Second, I need to warn you that this is going to be a truly random blog.
Ready? Set! Go!
The world got a little bit crazier while I was on my mental health break. What in the world were members of Congress doing inciting violence? I tried to talk to a friend of mine about this and he just pushed it aside to discuss his feelings on the passage of the Healthcare Bill. All my friends have feelings – strong burning ones – and I feel a little like Switzerland.
I’ve been debating the veracity of the HPV inoculation, looking once again at the issue of water boarding and whether we should hold individuals accountable for operating under a set of rules we now find morally abhorrent, thinking about the nature of time (and coming up with a really cool new superpower), and wondering if our President understood what he was doing when he didn’t grandfather in the existing stem cell lines?
Earlier this month I was all set to write a piece how the lifting of the stem cell ban had impacted science. Since no one I currently know is working with stem cells I was going to do some digging on the internet and see what I could find. After all – this had to be good news, right?
Oh, so wrong.
NPR did the first story I heard and it made me incredibly sad.
Research science is a long process. You think government is slow, try research. For the last 8 years only a few stem cell lines have been approved for government funding in the United States. Last year’s lifting of the ban had a caveat – all stem cell lines have to be approved as “derived without creating a human embryo for research purposes or destroying, discarding, or subjecting to harm a human embryo or fetus.”
The problem is that for most of the last decade research on stem cells was restricted to only a few lines. These stem cell lines were not grandfathered into to the Executive Order and proving that they were derived “humanly” has become problematic. It is devastating for researchers. It’s like being a jockey, who at the eleventh hour, has to switch horses. All that work, training, building an understanding of your mount – it’s all gone and have you to start all over again.

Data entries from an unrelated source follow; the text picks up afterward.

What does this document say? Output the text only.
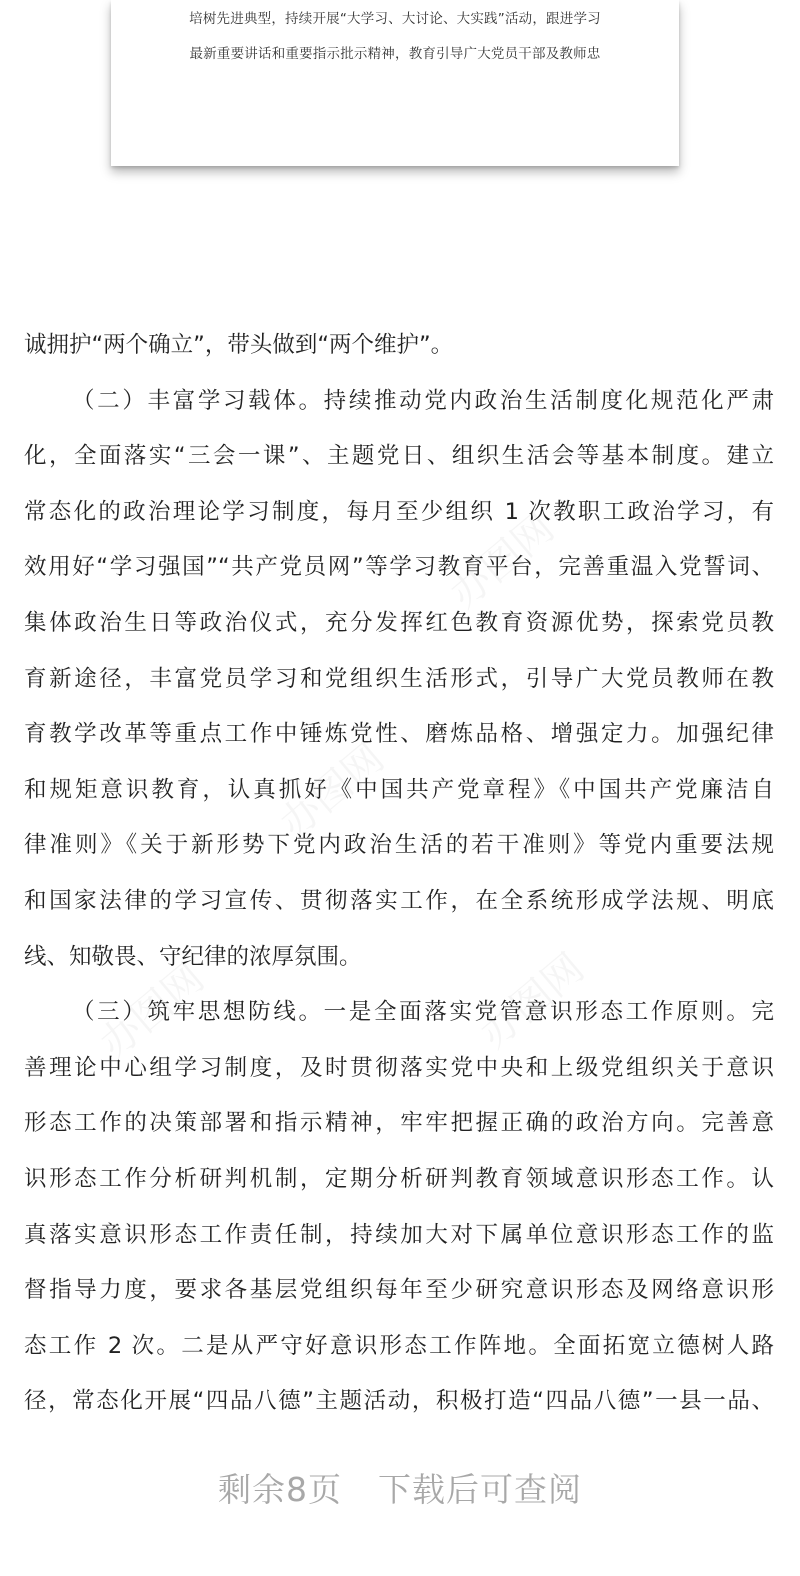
培树先进典型，持续开展“大学习、大讨论、大实践”活动，跟进学习
最新重要讲话和重要指示批示精神，教育引导广大党员干部及教师忠
办图网
办图网
办图网	办图网
诚拥护“两个确立”，带头做到“两个维护”。
（二）丰富学习载体。持续推动党内政治生活制度化规范化严肃
化，全面落实“三会一课”、主题党日、组织生活会等基本制度。建立
常态化的政治理论学习制度，每月至少组织 1 次教职工政治学习，有
效用好“学习强国”“共产党员网”等学习教育平台，完善重温入党誓词、
集体政治生日等政治仪式，充分发挥红色教育资源优势，探索党员教
育新途径，丰富党员学习和党组织生活形式，引导广大党员教师在教
育教学改革等重点工作中锤炼党性、磨炼品格、增强定力。加强纪律
和规矩意识教育，认真抓好《中国共产党章程》《中国共产党廉洁自
律准则》《关于新形势下党内政治生活的若干准则》等党内重要法规
和国家法律的学习宣传、贯彻落实工作，在全系统形成学法规、明底
线、知敬畏、守纪律的浓厚氛围。
（三）筑牢思想防线。一是全面落实党管意识形态工作原则。完
善理论中心组学习制度，及时贯彻落实党中央和上级党组织关于意识
形态工作的决策部署和指示精神，牢牢把握正确的政治方向。完善意
识形态工作分析研判机制，定期分析研判教育领域意识形态工作。认
真落实意识形态工作责任制，持续加大对下属单位意识形态工作的监
督指导力度，要求各基层党组织每年至少研究意识形态及网络意识形
态工作 2 次。二是从严守好意识形态工作阵地。全面拓宽立德树人路
径，常态化开展“四品八德”主题活动，积极打造“四品八德”一县一品、
剩余8页 下载后可查阅
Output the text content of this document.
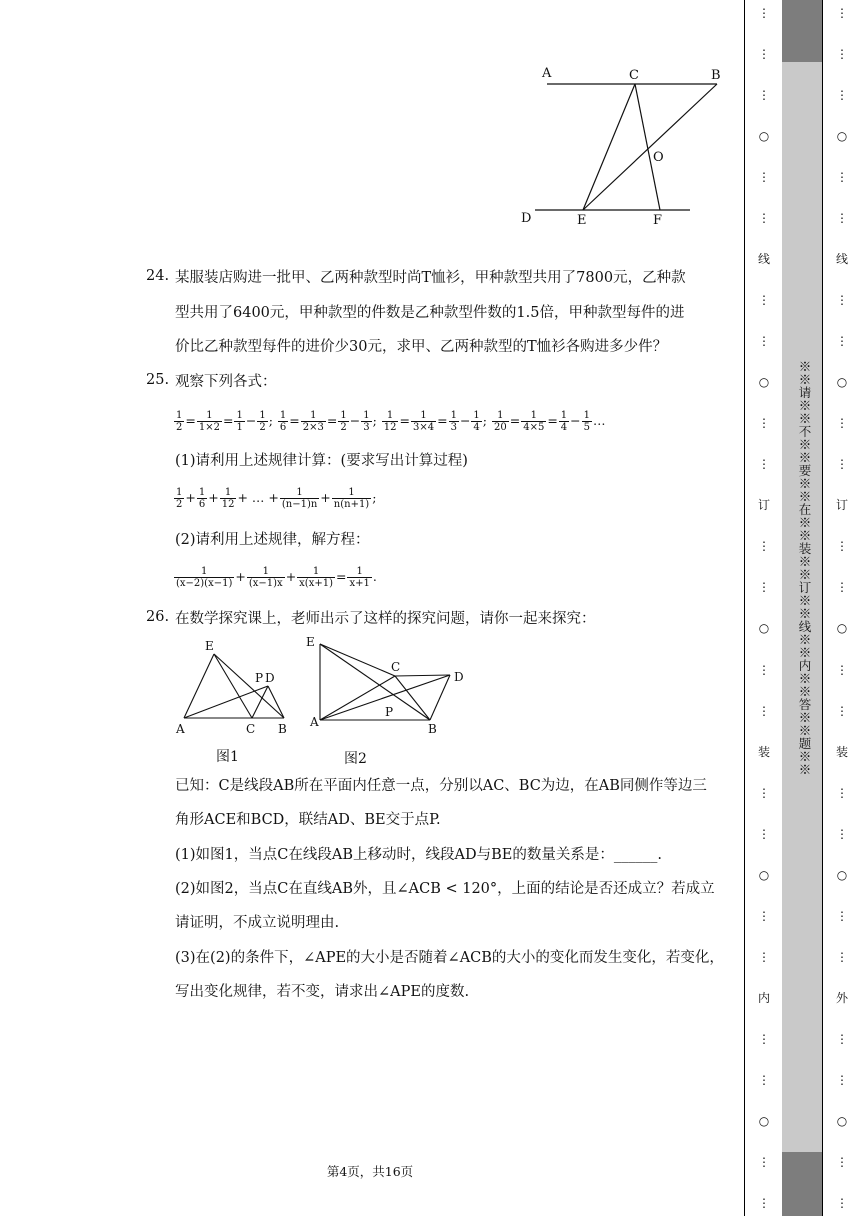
A	C	B
O
D	E	F
24. 某服装店购进一批甲、乙两种款型时尚T恤衫，甲种款型共用了7800元，乙种款
型共用了6400元，甲种款型的件数是乙种款型件数的1.5倍，甲种款型每件的进
价比乙种款型每件的进价少30元，求甲、乙两种款型的T恤衫各购进多少件？
25. 观察下列各式：
$\frac{1}{2} = \frac{1}{1\times 2} = \frac{1}{1} - \frac{1}{2}$ ; $\frac{1}{6} = \frac{1}{2\times 3} = \frac{1}{2} - \frac{1}{3}$ ; $\frac{1}{12} = \frac{1}{3\times 4} = \frac{1}{3} - \frac{1}{4}$ ; $\frac{1}{20} = \frac{1}{4\times 5} = \frac{1}{4} - \frac{1}{5}$ …
(1)请利用上述规律计算：(要求写出计算过程)
$\frac{1}{2} + \frac{1}{6} + \frac{1}{12}$ + … + $\frac{1}{(n-1)n} + \frac{1}{n(n+1)}$ ;
(2)请利用上述规律，解方程：
$\frac{1}{(x-2)(x-1)} + \frac{1}{(x-1)x} + \frac{1}{x(x+1)} = \frac{1}{x+1}$ .
26. 在数学探究课上，老师出示了这样的探究问题，请你一起来探究：
A
E
C B
P D
图1
E
C
D
A	B
P
图2
已知：C是线段AB所在平面内任意一点，分别以AC、BC为边，在AB同侧作等边三
角形ACE和BCD，联结AD、BE交于点P.
(1)如图1，当点C在线段AB上移动时，线段AD与BE的数量关系是：______.
(2)如图2，当点C在直线AB外，且∠ACB < 120°，上面的结论是否还成立？若成立
请证明，不成立说明理由.
(3)在(2)的条件下，∠APE的大小是否随着∠ACB的大小的变化而发生变化，若变化，
写出变化规律，若不变，请求出∠APE的度数.
第4页，共16页
⋮
⋮
⋮
○
⋮
⋮
线
⋮
⋮
○
⋮
⋮
订
⋮
⋮
○
⋮
⋮
装
⋮
⋮
○
⋮
⋮
内
⋮
⋮
○
⋮
⋮
※※请※※不※※要※※在※※装※※订※※线※※内※※答※※题※※
⋮
⋮
⋮
○
⋮
⋮
线
⋮
⋮
○
⋮
⋮
订
⋮
⋮
○
⋮
⋮
装
⋮
⋮
○
⋮
⋮
外
⋮
⋮
○
⋮
⋮
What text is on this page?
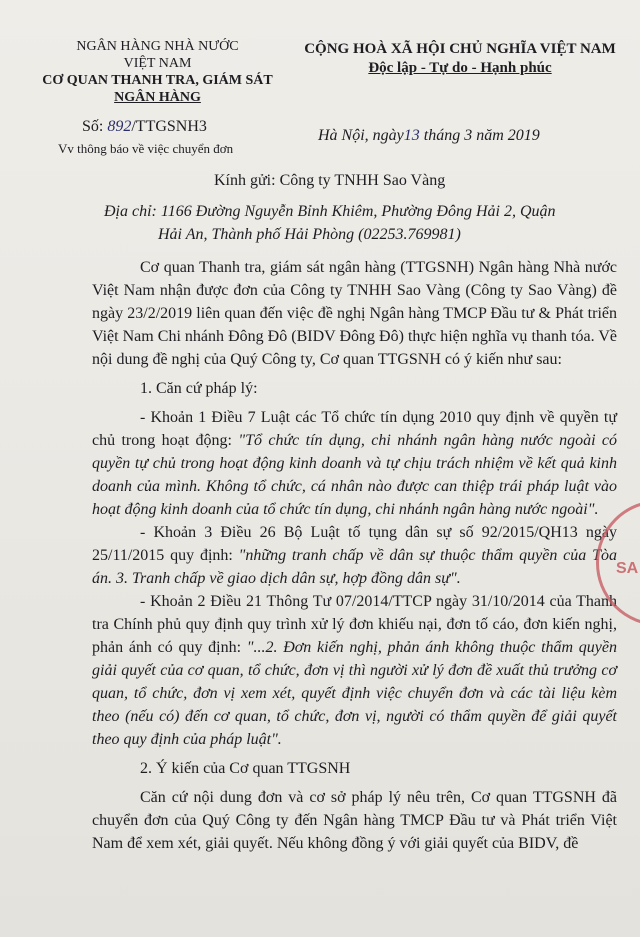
NGÂN HÀNG NHÀ NƯỚC
VIỆT NAM
CƠ QUAN THANH TRA, GIÁM SÁT
NGÂN HÀNG
CỘNG HOÀ XÃ HỘI CHỦ NGHĨA VIỆT NAM
Độc lập - Tự do - Hạnh phúc
Số: 892/TTGSNH3
Vv thông báo về việc chuyển đơn
Hà Nội, ngày13 tháng 3 năm 2019
Kính gửi: Công ty TNHH Sao Vàng
Địa chỉ: 1166 Đường Nguyễn Bỉnh Khiêm, Phường Đông Hải 2, Quận
Hải An, Thành phố Hải Phòng (02253.769981)

Cơ quan Thanh tra, giám sát ngân hàng (TTGSNH) Ngân hàng Nhà nước Việt Nam nhận được đơn của Công ty TNHH Sao Vàng (Công ty Sao Vàng) đề ngày 23/2/2019 liên quan đến việc đề nghị Ngân hàng TMCP Đầu tư & Phát triển Việt Nam Chi nhánh Đông Đô (BIDV Đông Đô) thực hiện nghĩa vụ thanh tóa. Về nội dung đề nghị của Quý Công ty, Cơ quan TTGSNH có ý kiến như sau:

1. Căn cứ pháp lý:

- Khoản 1 Điều 7 Luật các Tổ chức tín dụng 2010 quy định về quyền tự chủ trong hoạt động: "Tổ chức tín dụng, chi nhánh ngân hàng nước ngoài có quyền tự chủ trong hoạt động kinh doanh và tự chịu trách nhiệm về kết quả kinh doanh của mình. Không tổ chức, cá nhân nào được can thiệp trái pháp luật vào hoạt động kinh doanh của tổ chức tín dụng, chi nhánh ngân hàng nước ngoài".

- Khoản 3 Điều 26 Bộ Luật tố tụng dân sự số 92/2015/QH13 ngày 25/11/2015 quy định: "những tranh chấp về dân sự thuộc thẩm quyền của Tòa án. 3. Tranh chấp về giao dịch dân sự, hợp đồng dân sự".

- Khoản 2 Điều 21 Thông Tư 07/2014/TTCP ngày 31/10/2014 của Thanh tra Chính phủ quy định quy trình xử lý đơn khiếu nại, đơn tố cáo, đơn kiến nghị, phản ánh có quy định: "...2. Đơn kiến nghị, phản ánh không thuộc thẩm quyền giải quyết của cơ quan, tổ chức, đơn vị thì người xử lý đơn đề xuất thủ trưởng cơ quan, tổ chức, đơn vị xem xét, quyết định việc chuyển đơn và các tài liệu kèm theo (nếu có) đến cơ quan, tổ chức, đơn vị, người có thẩm quyền để giải quyết theo quy định của pháp luật".

2. Ý kiến của Cơ quan TTGSNH

Căn cứ nội dung đơn và cơ sở pháp lý nêu trên, Cơ quan TTGSNH đã chuyển đơn của Quý Công ty đến Ngân hàng TMCP Đầu tư và Phát triển Việt Nam để xem xét, giải quyết. Nếu không đồng ý với giải quyết của BIDV, đề

SA
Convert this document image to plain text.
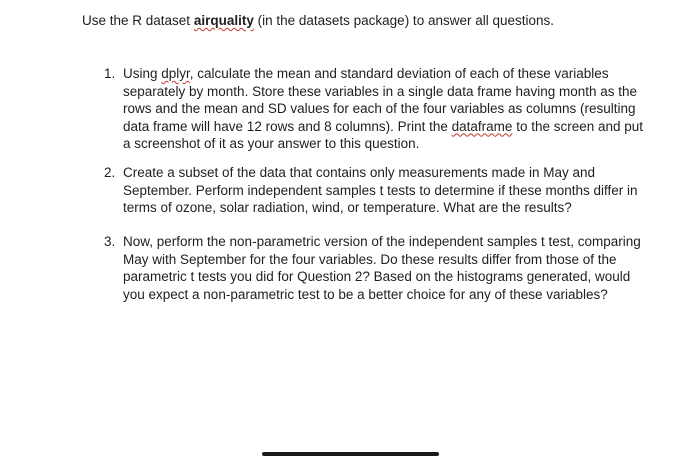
Use the R dataset airquality (in the datasets package) to answer all questions.
1. Using dplyr, calculate the mean and standard deviation of each of these variables
separately by month. Store these variables in a single data frame having month as the
rows and the mean and SD values for each of the four variables as columns (resulting
data frame will have 12 rows and 8 columns). Print the dataframe to the screen and put
a screenshot of it as your answer to this question.
2. Create a subset of the data that contains only measurements made in May and
September. Perform independent samples t tests to determine if these months differ in
terms of ozone, solar radiation, wind, or temperature. What are the results?
3. Now, perform the non-parametric version of the independent samples t test, comparing
May with September for the four variables. Do these results differ from those of the
parametric t tests you did for Question 2? Based on the histograms generated, would
you expect a non-parametric test to be a better choice for any of these variables?
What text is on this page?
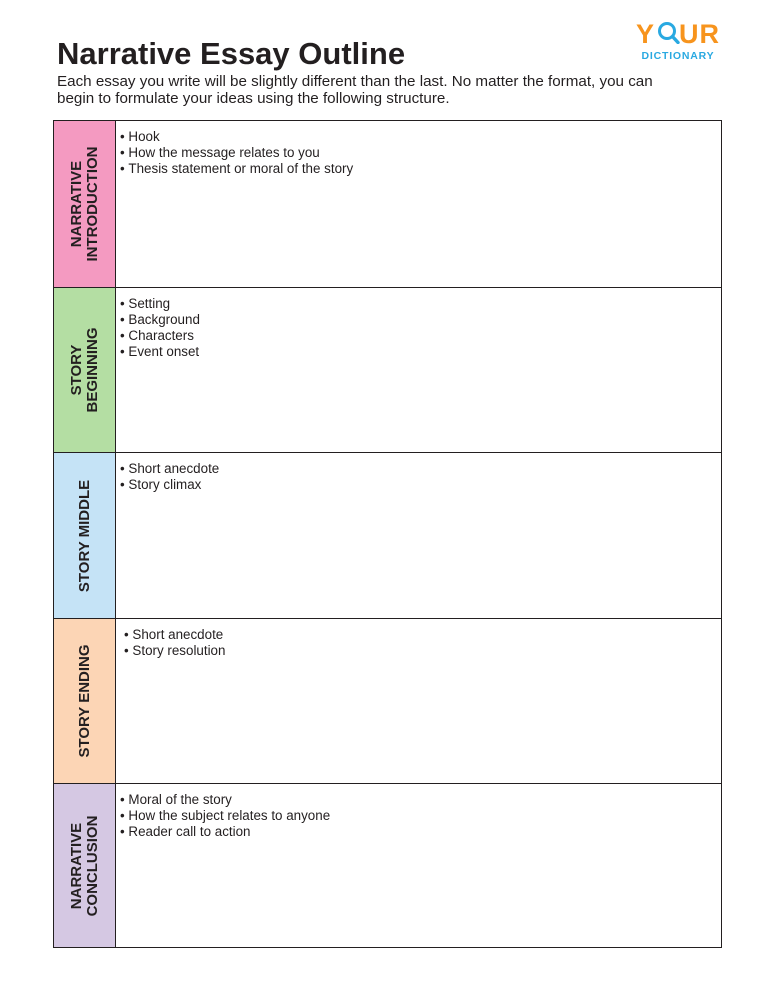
Narrative Essay Outline

Each essay you write will be slightly different than the last. No matter the format, you can begin to formulate your ideas using the following structure.

Y UR
DICTIONARY
NARRATIVE INTRODUCTION
• Hook
• How the message relates to you
• Thesis statement or moral of the story
STORY BEGINNING
• Setting
• Background
• Characters
• Event onset
STORY MIDDLE
• Short anecdote
• Story climax
STORY ENDING
• Short anecdote
• Story resolution
NARRATIVE CONCLUSION
• Moral of the story
• How the subject relates to anyone
• Reader call to action
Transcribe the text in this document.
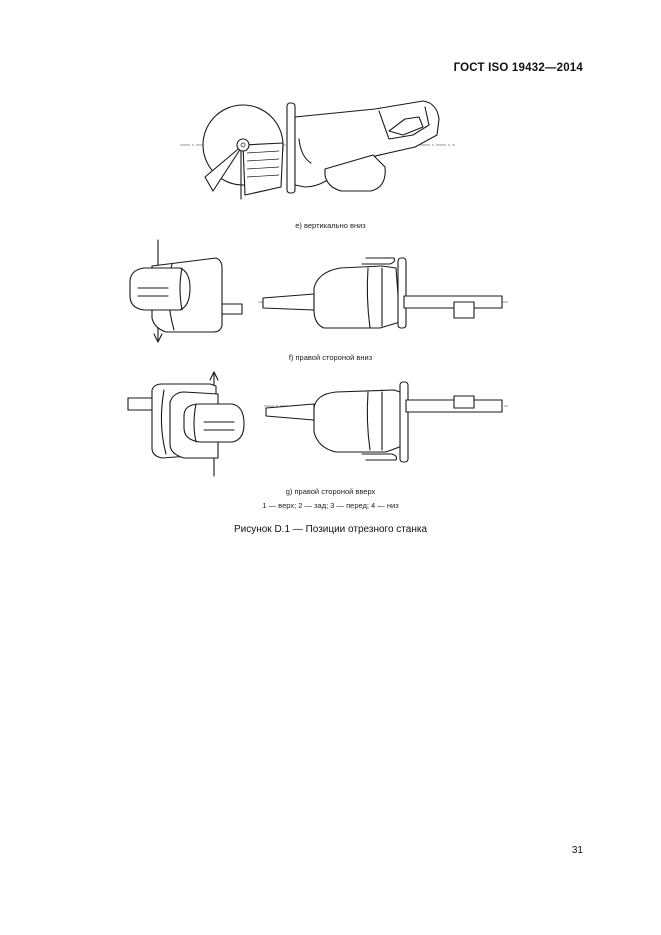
ГОСТ ISO 19432—2014
e) вертикально вниз
f) правой стороной вниз
g) правой стороной вверх
1 — верх; 2 — зад; 3 — перед; 4 — низ
Рисунок D.1 — Позиции отрезного станка
31
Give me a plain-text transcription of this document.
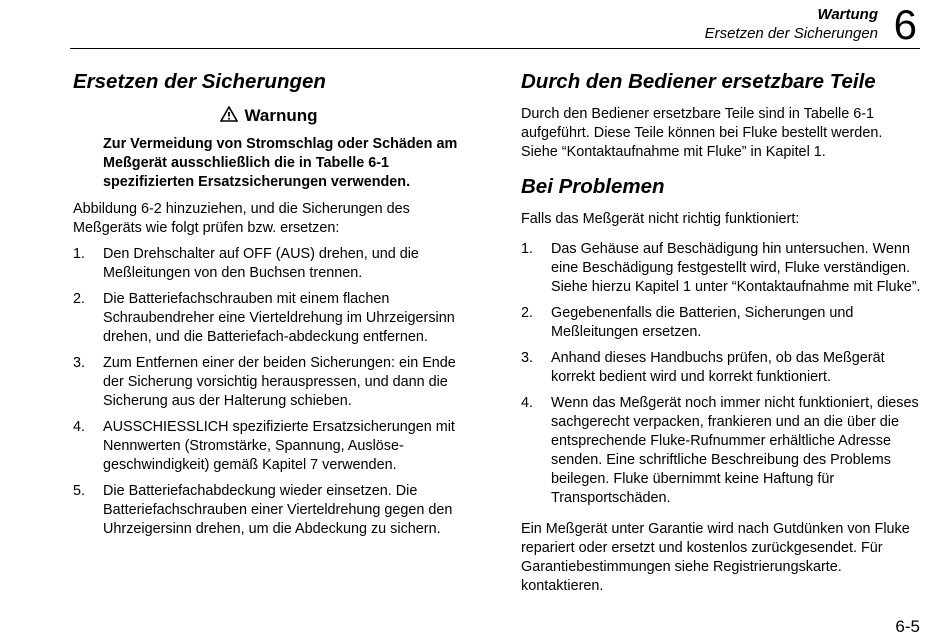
Wartung
Ersetzen der Sicherungen 6
Ersetzen der Sicherungen
Warnung
Zur Vermeidung von Stromschlag oder Schäden am Meßgerät ausschließlich die in Tabelle 6-1 spezifizierten Ersatzsicherungen verwenden.

Abbildung 6-2 hinzuziehen, und die Sicherungen des Meßgeräts wie folgt prüfen bzw. ersetzen:

1.	Den Drehschalter auf OFF (AUS) drehen, und die Meßleitungen von den Buchsen trennen.
2.	Die Batteriefachschrauben mit einem flachen Schraubendreher eine Vierteldrehung im Uhrzeigersinn drehen, und die Batteriefach-abdeckung entfernen.
3.	Zum Entfernen einer der beiden Sicherungen: ein Ende der Sicherung vorsichtig herauspressen, und dann die Sicherung aus der Halterung schieben.
4.	AUSSCHIESSLICH spezifizierte Ersatzsicherungen mit Nennwerten (Stromstärke, Spannung, Auslöse-geschwindigkeit) gemäß Kapitel 7 verwenden.
5.	Die Batteriefachabdeckung wieder einsetzen. Die Batteriefachschrauben einer Vierteldrehung gegen den Uhrzeigersinn drehen, um die Abdeckung zu sichern.
Durch den Bediener ersetzbare Teile

Durch den Bediener ersetzbare Teile sind in Tabelle 6-1 aufgeführt. Diese Teile können bei Fluke bestellt werden. Siehe “Kontaktaufnahme mit Fluke” in Kapitel 1.

Bei Problemen

Falls das Meßgerät nicht richtig funktioniert:

1.	Das Gehäuse auf Beschädigung hin untersuchen. Wenn eine Beschädigung festgestellt wird, Fluke verständigen. Siehe hierzu Kapitel 1 unter “Kontaktaufnahme mit Fluke”.
2.	Gegebenenfalls die Batterien, Sicherungen und Meßleitungen ersetzen.
3.	Anhand dieses Handbuchs prüfen, ob das Meßgerät korrekt bedient wird und korrekt funktioniert.
4.	Wenn das Meßgerät noch immer nicht funktioniert, dieses sachgerecht verpacken, frankieren und an die über die entsprechende Fluke-Rufnummer erhältliche Adresse senden. Eine schriftliche Beschreibung des Problems beilegen. Fluke übernimmt keine Haftung für Transportschäden.

Ein Meßgerät unter Garantie wird nach Gutdünken von Fluke repariert oder ersetzt und kostenlos zurückgesendet. Für Garantiebestimmungen siehe Registrierungskarte. kontaktieren.

6-5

As much as I like observing complex systems our bureaucracy makes my head hurt.
There are so many moving parts, and part within parts, that we can never “do no harm”. Even the things that we want – to end the wars in Afghanistan and Iraq – to open up stem cell research so we can compete with the rest of the world – to have health care for all – become wrapped up in conflict and compromise. Every layer of bureaucracy that is added, even with the best of intent, makes the system more unstable.
I wish I had answers rather than critiques. It is easy to criticize and so much harder to look at the whole problem and start chipping away towards a solution.
The funny thing is that we criticize no matter what happens because no solution makes everyone happy.
Take for example the stem cell issue. If the President had grandfathered in the Bush stem cell lines and it was discovered that one or more of the lines were not derived humanly we would be hearing all about that.
There is no winning in government today only awkward truces and tense compromises.
So, I keep being Switzerland.
Not because I back away from the fight, but because I can see the other perspectives.